Author | : Thomas A. Greenfield |
Publisher | : Bloomsbury Publishing USA |
Total Pages | : 348 |
Release | : 2021-03-29 |
ISBN-10 | : 9781440865411 |
ISBN-13 | : 1440865418 |
Rating | : 4/5 (11 Downloads) |
American Musicals in Context: From the American Revolution to the 21st Century gives students a fresh look at history-based musicals, helping readers to understand the American story through one of the country's most celebrated art forms: the musical. With the hit musical Hamilton (2015) captivating audiences and reshaping the way early U.S. history is taught and written about, this book offers insight into an array of musicals that explore U.S. history. The work provides a synopsis, overview of critical and audience reception, and historical context and analysis for each of 20 musicals selected for the unique and illuminating way they present the American story on the stage. Specifically, this volume explores musicals that have centered their themes, characters, and plots on some aspect of America's complex and ever-changing history. Each in its own way helps us rediscover pivotal national crises, key political decisions, defining moral choices, unspeakable and unresolved injustices, important and untold stories, defeats suffered, victories won in the face of monumental adversity, and the sacrifices borne publicly and privately in the process of creating the American narrative, one story at a time. Students will come away from the volume armed with the critical thinking skills necessary to discern fact from fiction in U.S. history.

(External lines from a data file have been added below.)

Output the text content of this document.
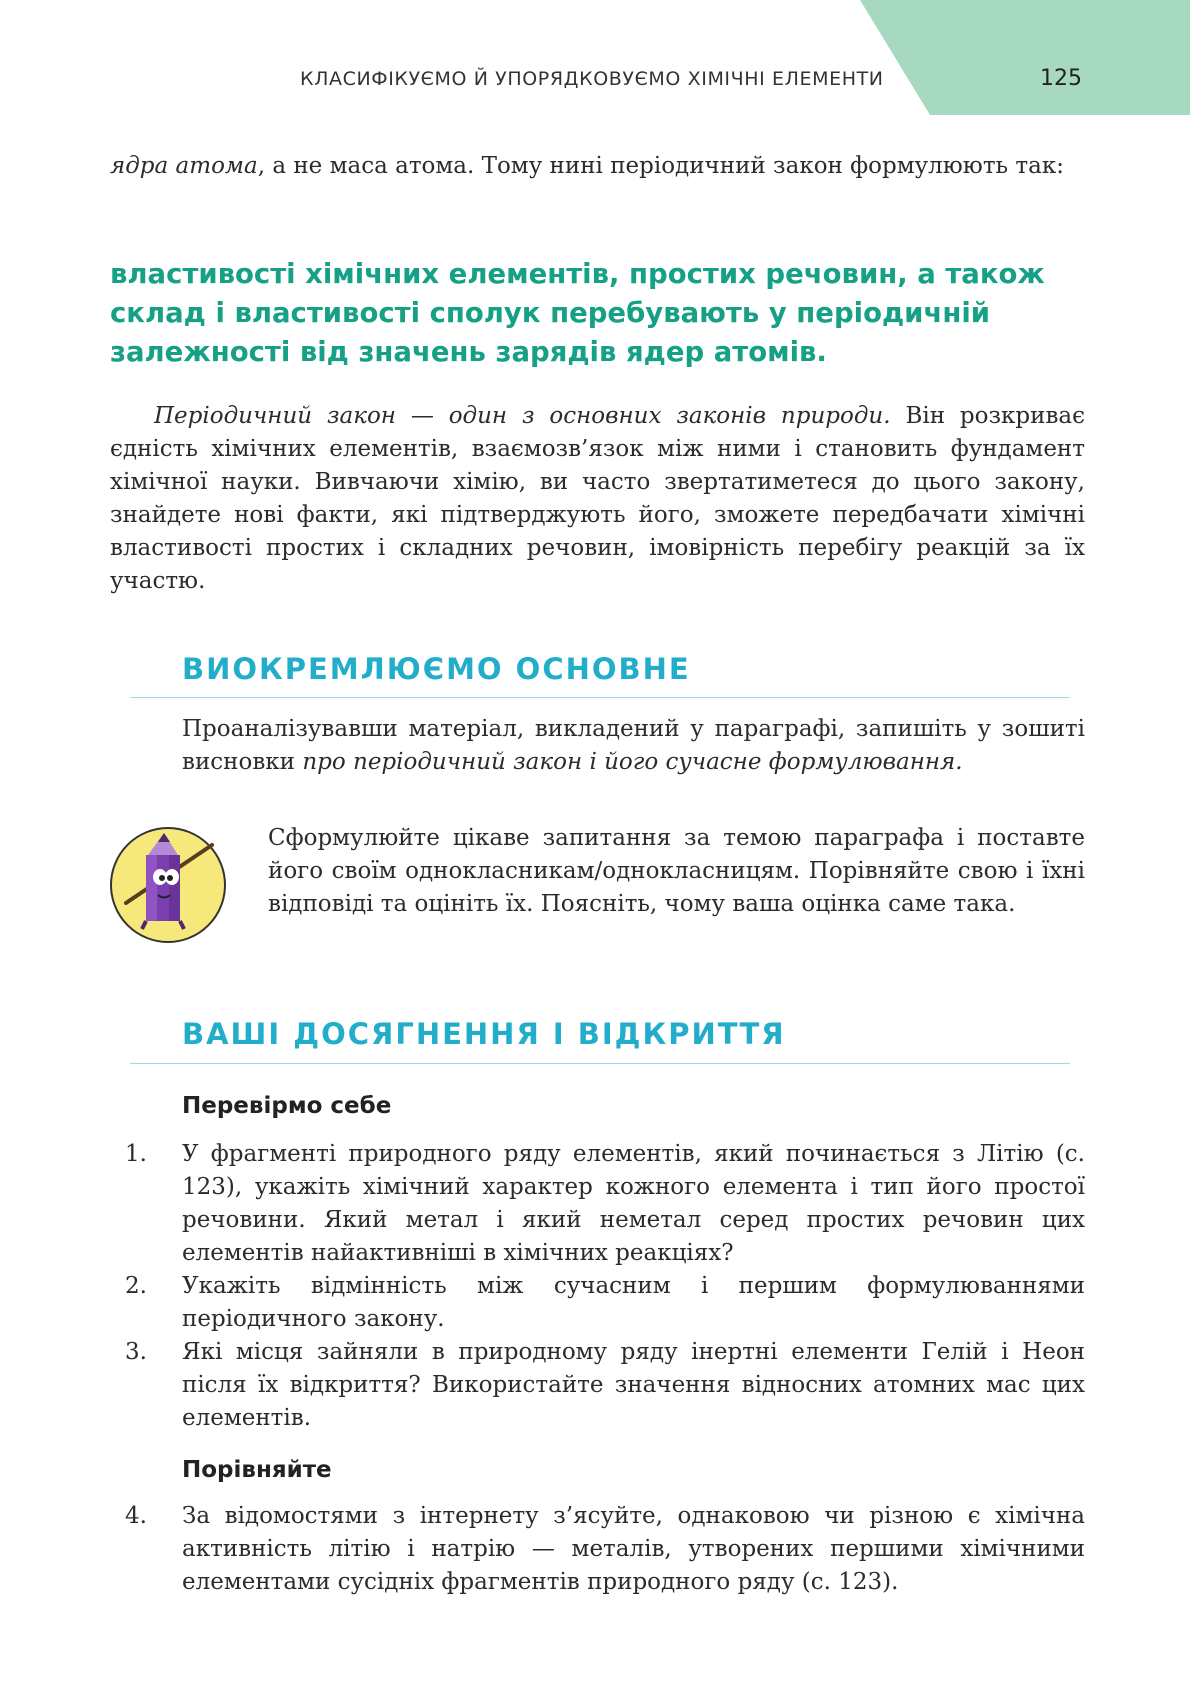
КЛАСИФІКУЄМО Й УПОРЯДКОВУЄМО ХІМІЧНІ ЕЛЕМЕНТИ	125
ядра атома, а не маса атома. Тому нині періодичний закон формулюють так:
властивості хімічних елементів, простих речовин, а також склад і властивості сполук перебувають у періодичній залежності від значень зарядів ядер атомів.
Періодичний закон — один з основних законів природи. Він розкриває єдність хімічних елементів, взаємозв’язок між ними і становить фундамент хімічної науки. Вивчаючи хімію, ви часто звертатиметеся до цього закону, знайдете нові факти, які підтверджують його, зможете передбачати хімічні властивості простих і складних речовин, імовірність перебігу реакцій за їх участю.
ВИОКРЕМЛЮЄМО ОСНОВНЕ
Проаналізувавши матеріал, викладений у параграфі, запишіть у зошиті висновки про періодичний закон і його сучасне формулювання.
Сформулюйте цікаве запитання за темою параграфа і поставте його своїм однокласникам/однокласницям. Порівняйте свою і їхні відповіді та оцініть їх. Поясніть, чому ваша оцінка саме така.
ВАШІ ДОСЯГНЕННЯ І ВІДКРИТТЯ
Перевірмо себе
1. У фрагменті природного ряду елементів, який починається з Літію (с. 123), укажіть хімічний характер кожного елемента і тип його простої речовини. Який метал і який неметал серед простих речовин цих елементів найактивніші в хімічних реакціях?
2. Укажіть відмінність між сучасним і першим формулюваннями періодичного закону.
3. Які місця зайняли в природному ряду інертні елементи Гелій і Неон після їх відкриття? Використайте значення відносних атомних мас цих елементів.
Порівняйте
4. За відомостями з інтернету з’ясуйте, однаковою чи різною є хімічна активність літію і натрію — металів, утворених першими хімічними елементами сусідніх фрагментів природного ряду (с. 123).
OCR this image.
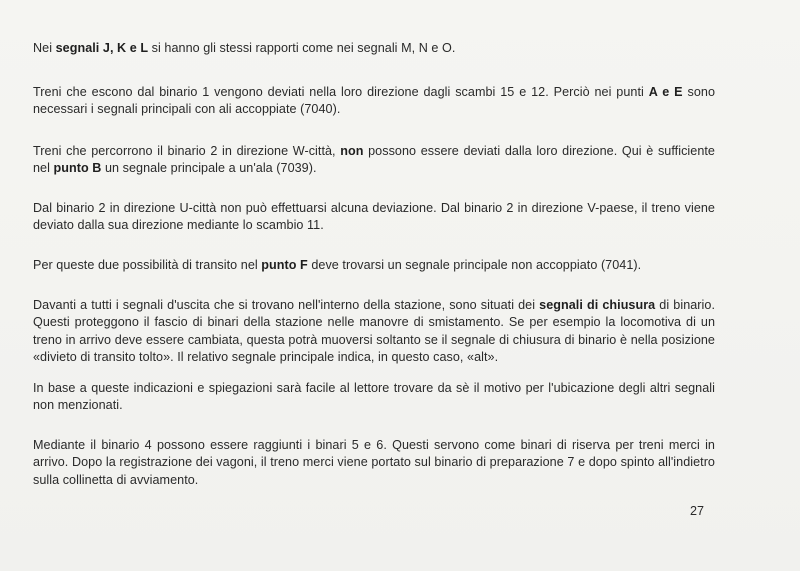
Nei segnali J, K e L si hanno gli stessi rapporti come nei segnali M, N e O.

Treni che escono dal binario 1 vengono deviati nella loro direzione dagli scambi 15 e 12. Perciò nei punti A e E sono necessari i segnali principali con ali accoppiate (7040).

Treni che percorrono il binario 2 in direzione W-città, non possono essere deviati dalla loro direzione. Qui è sufficiente nel punto B un segnale principale a un'ala (7039).

Dal binario 2 in direzione U-città non può effettuarsi alcuna deviazione. Dal binario 2 in direzione V-paese, il treno viene deviato dalla sua direzione mediante lo scambio 11.

Per queste due possibilità di transito nel punto F deve trovarsi un segnale principale non accoppiato (7041).

Davanti a tutti i segnali d'uscita che si trovano nell'interno della stazione, sono situati dei segnali di chiusura di binario. Questi proteggono il fascio di binari della stazione nelle manovre di smistamento. Se per esempio la locomotiva di un treno in arrivo deve essere cambiata, questa potrà muoversi soltanto se il segnale di chiusura di binario è nella posizione «divieto di transito tolto». Il relativo segnale principale indica, in questo caso, «alt».

In base a queste indicazioni e spiegazioni sarà facile al lettore trovare da sè il motivo per l'ubicazione degli altri segnali non menzionati.

Mediante il binario 4 possono essere raggiunti i binari 5 e 6. Questi servono come binari di riserva per treni merci in arrivo. Dopo la registrazione dei vagoni, il treno merci viene portato sul binario di preparazione 7 e dopo spinto all'indietro sulla collinetta di avviamento.

27
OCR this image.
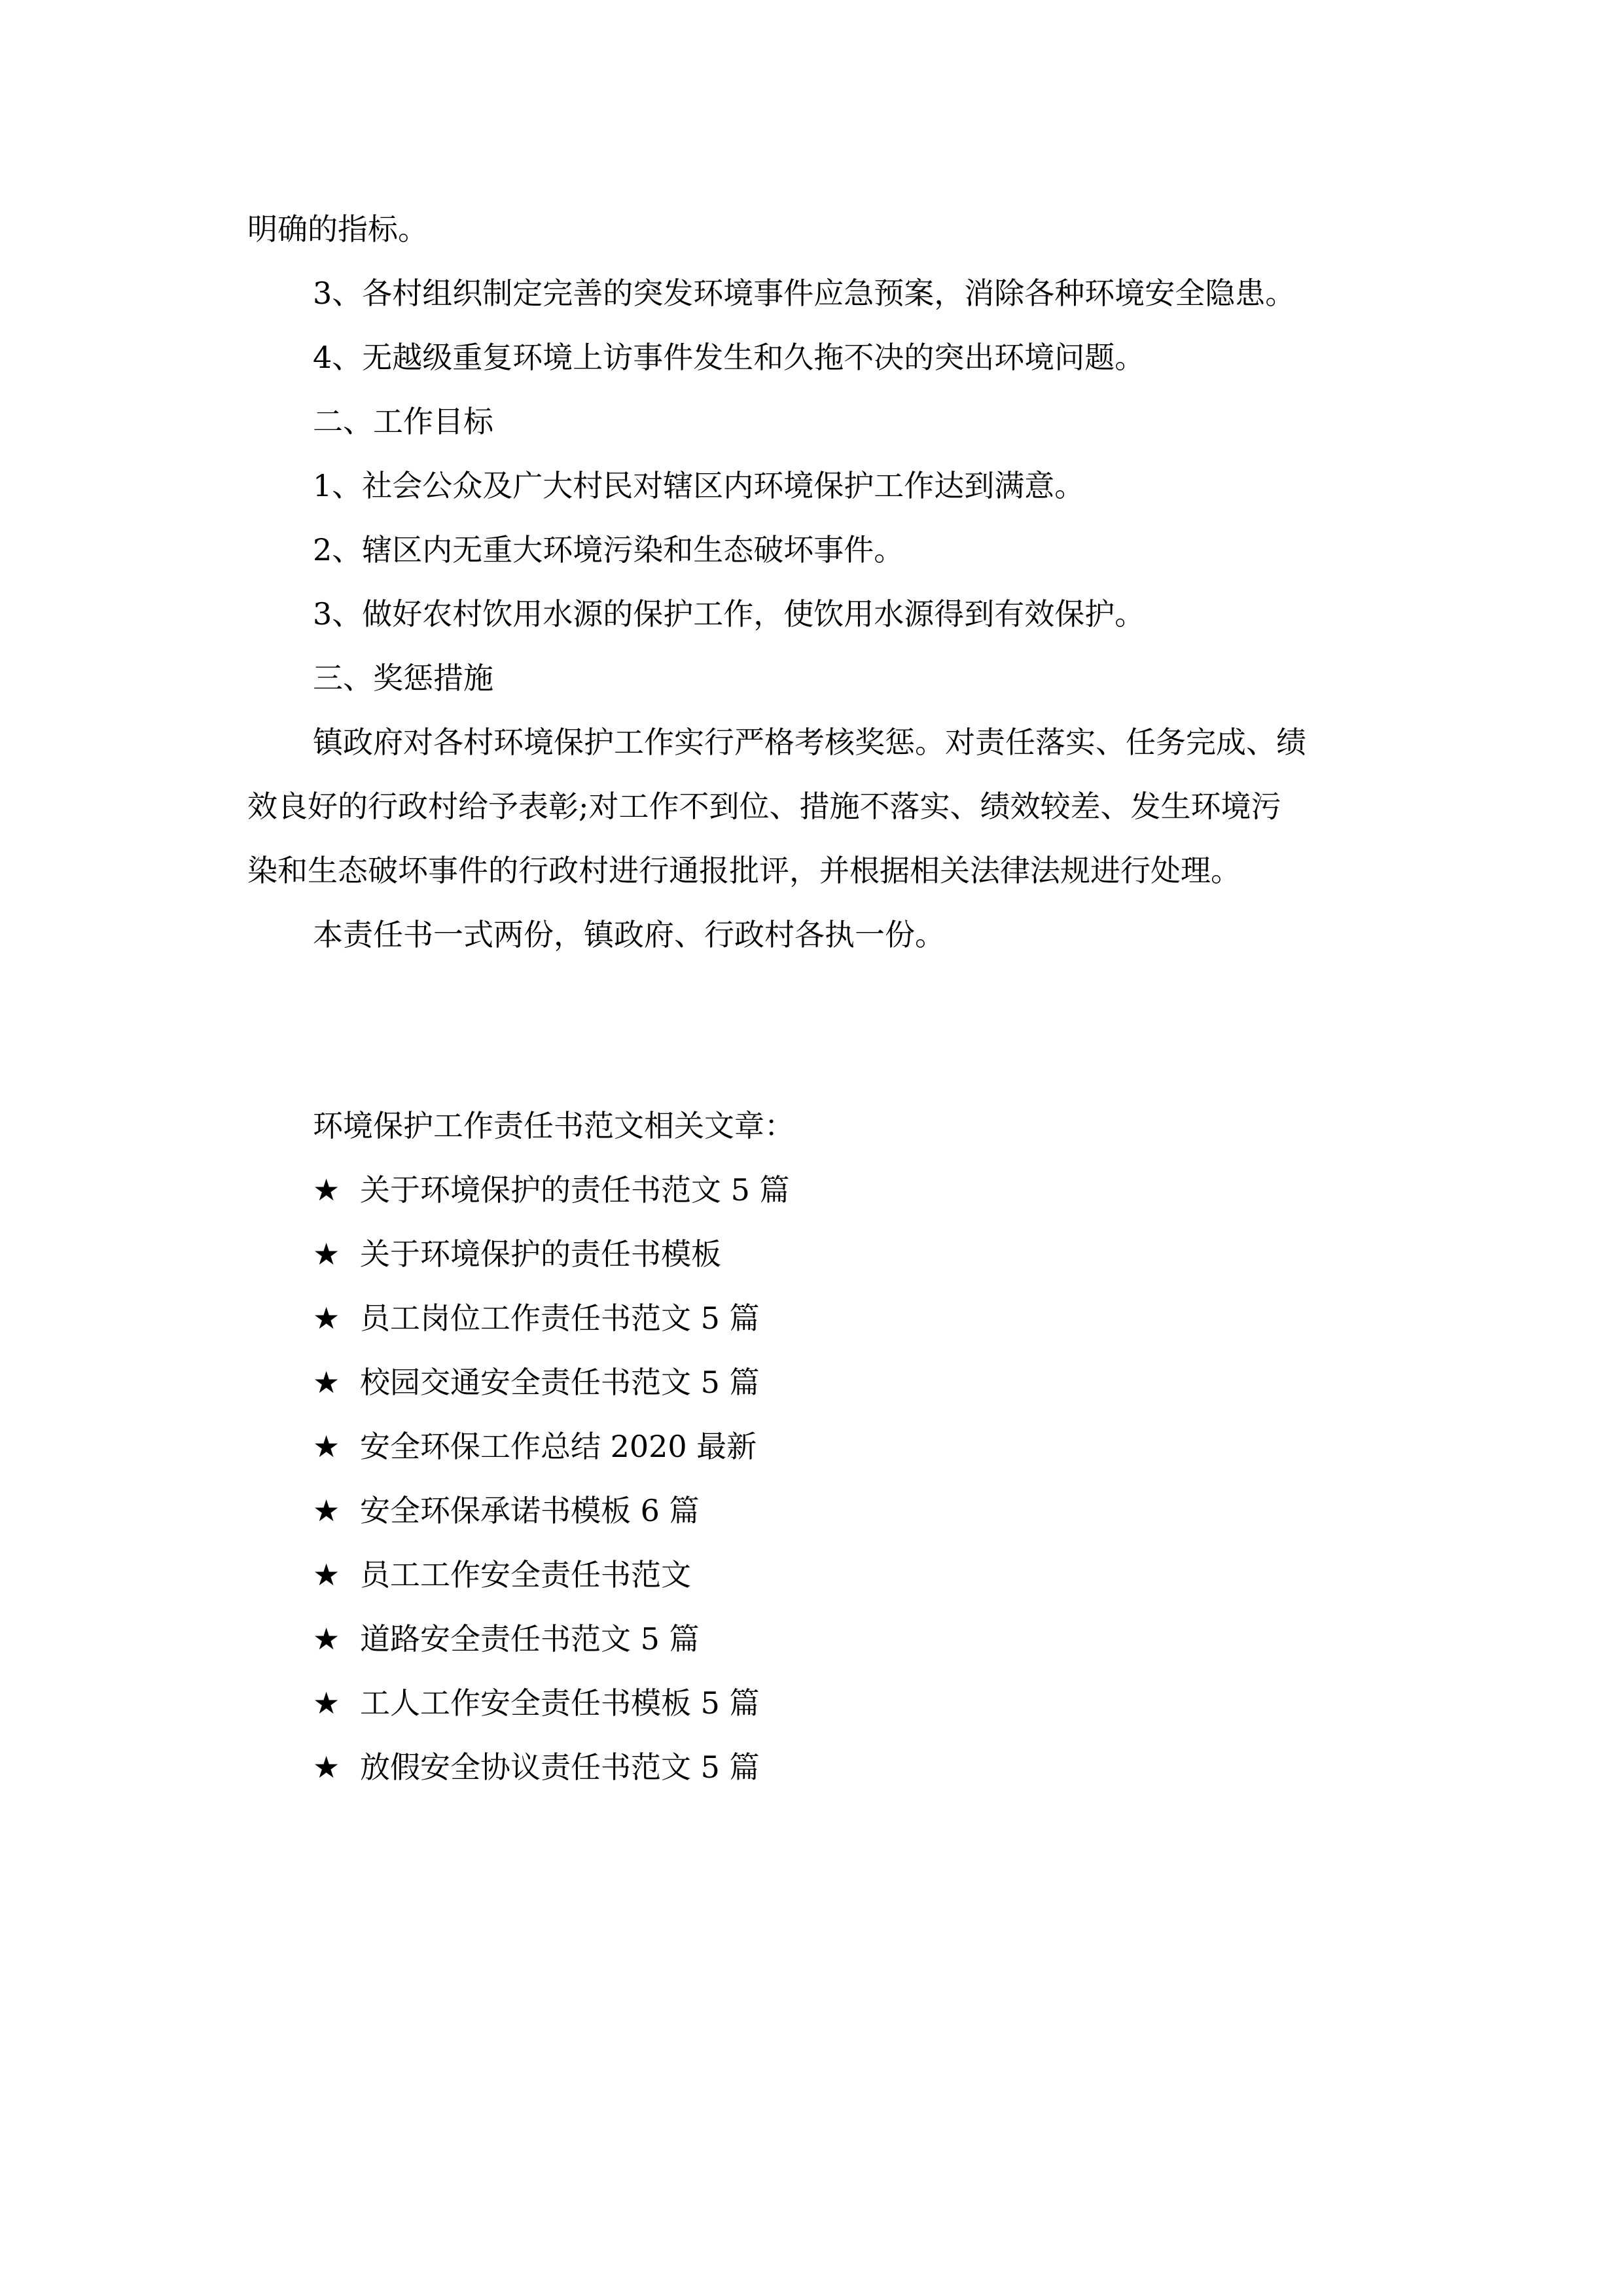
明确的指标。
3、各村组织制定完善的突发环境事件应急预案，消除各种环境安全隐患。
4、无越级重复环境上访事件发生和久拖不决的突出环境问题。
二、工作目标
1、社会公众及广大村民对辖区内环境保护工作达到满意。
2、辖区内无重大环境污染和生态破坏事件。
3、做好农村饮用水源的保护工作，使饮用水源得到有效保护。
三、奖惩措施
镇政府对各村环境保护工作实行严格考核奖惩。对责任落实、任务完成、绩
效良好的行政村给予表彰;对工作不到位、措施不落实、绩效较差、发生环境污
染和生态破坏事件的行政村进行通报批评，并根据相关法律法规进行处理。
本责任书一式两份，镇政府、行政村各执一份。
环境保护工作责任书范文相关文章：
★ 关于环境保护的责任书范文 5 篇
★ 关于环境保护的责任书模板
★ 员工岗位工作责任书范文 5 篇
★ 校园交通安全责任书范文 5 篇
★ 安全环保工作总结 2020 最新
★ 安全环保承诺书模板 6 篇
★ 员工工作安全责任书范文
★ 道路安全责任书范文 5 篇
★ 工人工作安全责任书模板 5 篇
★ 放假安全协议责任书范文 5 篇
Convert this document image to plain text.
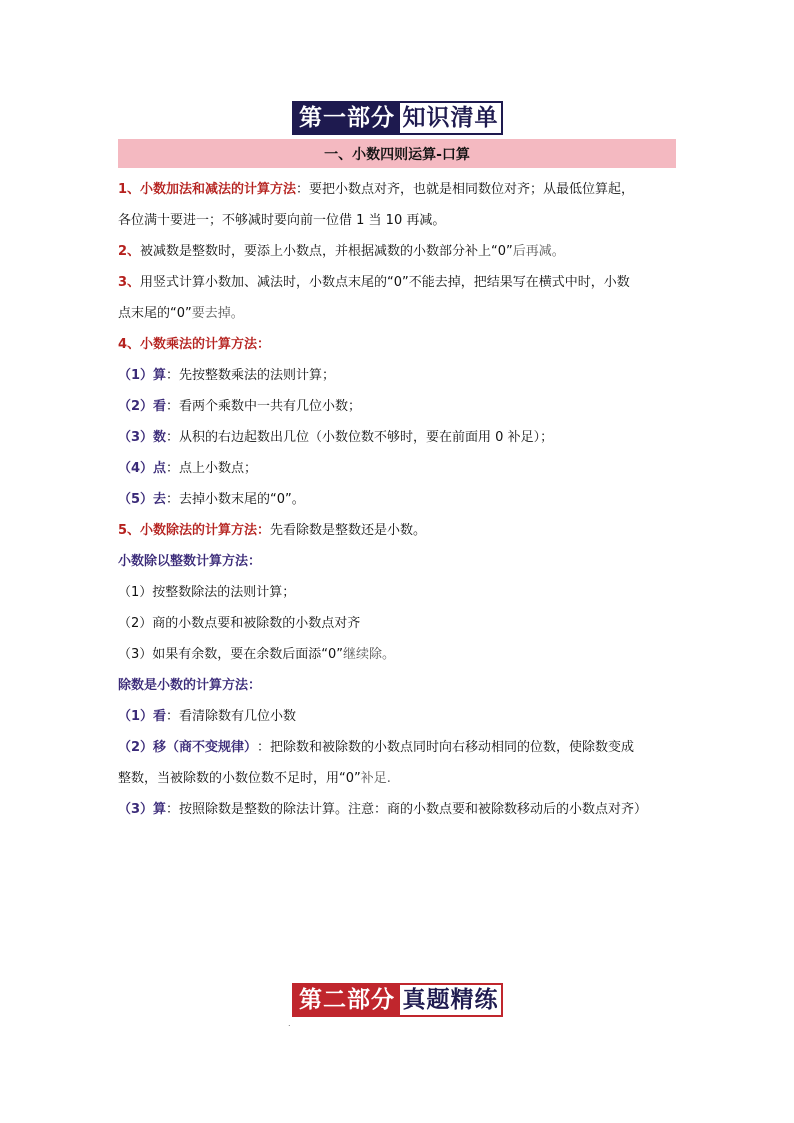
第一部分 知识清单
一、小数四则运算-口算

1、小数加法和减法的计算方法 ：要把小数点对齐，也就是相同数位对齐；从最低位算起，

各位满十要进一；不够减时要向前一位借 1 当 10 再减。

2、 被减数是整数时，要添上小数点，并根据减数的小数部分补上“0” 后再减。

3、 用竖式计算小数加、减法时，小数点末尾的“0”不能去掉，把结果写在横式中时，小数

点末尾的“0” 要去掉。

4、小数乘法的计算方法：

（1）算 ：先按整数乘法的法则计算；

（2）看 ：看两个乘数中一共有几位小数；

（3）数 ：从积的右边起数出几位（小数位数不够时，要在前面用 0 补足）；

（4）点 ：点上小数点；

（5）去 ：去掉小数末尾的“0”。

5、小数除法的计算方法： 先看除数是整数还是小数。

小数除以整数计算方法：

（1）按整数除法的法则计算；

（2）商的小数点要和被除数的小数点对齐

（3）如果有余数，要在余数后面添“0” 继续除。

除数是小数的计算方法：

（1）看 ：看清除数有几位小数

（2）移（商不变规律） ：把除数和被除数的小数点同时向右移动相同的位数，使除数变成

整数，当被除数的小数位数不足时，用“0” 补足.

（3）算 ：按照除数是整数的除法计算。注意：商的小数点要和被除数移动后的小数点对齐）

第二部分 真题精练
.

Author | : Gerald Bordman |
Publisher | : Oxford University Press |
Total Pages | : 694 |
Release | : 2004-05-06 |
ISBN-10 | : 9780199771158 |
ISBN-13 | : 0199771154 |
Rating | : 4/5 (58 Downloads) |
First published in 1984, Gerald Bordman's Oxford Companion to American Theatre is the standard one-volume source on our national theatre. Critics have hailed its "wealth of authoritative information" (Back Stage), its "fascinating picture of the volatile American stage" (The Guardian), and its "well-chosen, illuminating facts" (Newsday). Now thoroughly revised, this distinguished volume once again provides an up-to-date guide to the American stage from its beginnings to the present. Completely updated by theater professor Thomas Hischak, the volume includes playwrights, plays, actors, directors, producers, songwriters, famous playhouses, dramatic movements, and much more. The book covers not only classic works (such as Death of a Salesman) but also many commercially successful plays (such as Getting Gertie's Garter), plus entries on foreign figures that have influenced our dramatic development (from Shakespeare to Beckett and Pinter). New entries include recent plays such as Angels in America and Six Degrees of Separation, performers such as Eric Bogosian and Bill Irwin, playwrights like David Henry Hwang and Wendy Wasserstein, and relevant developments and issues including AIDS in American theatre, theatrical producing by Disney, and the rise in solo performance. Accessible and authoritative, this valuable A-Z reference is ideal not only for students and scholars of theater, but everyone with a passion for the stage.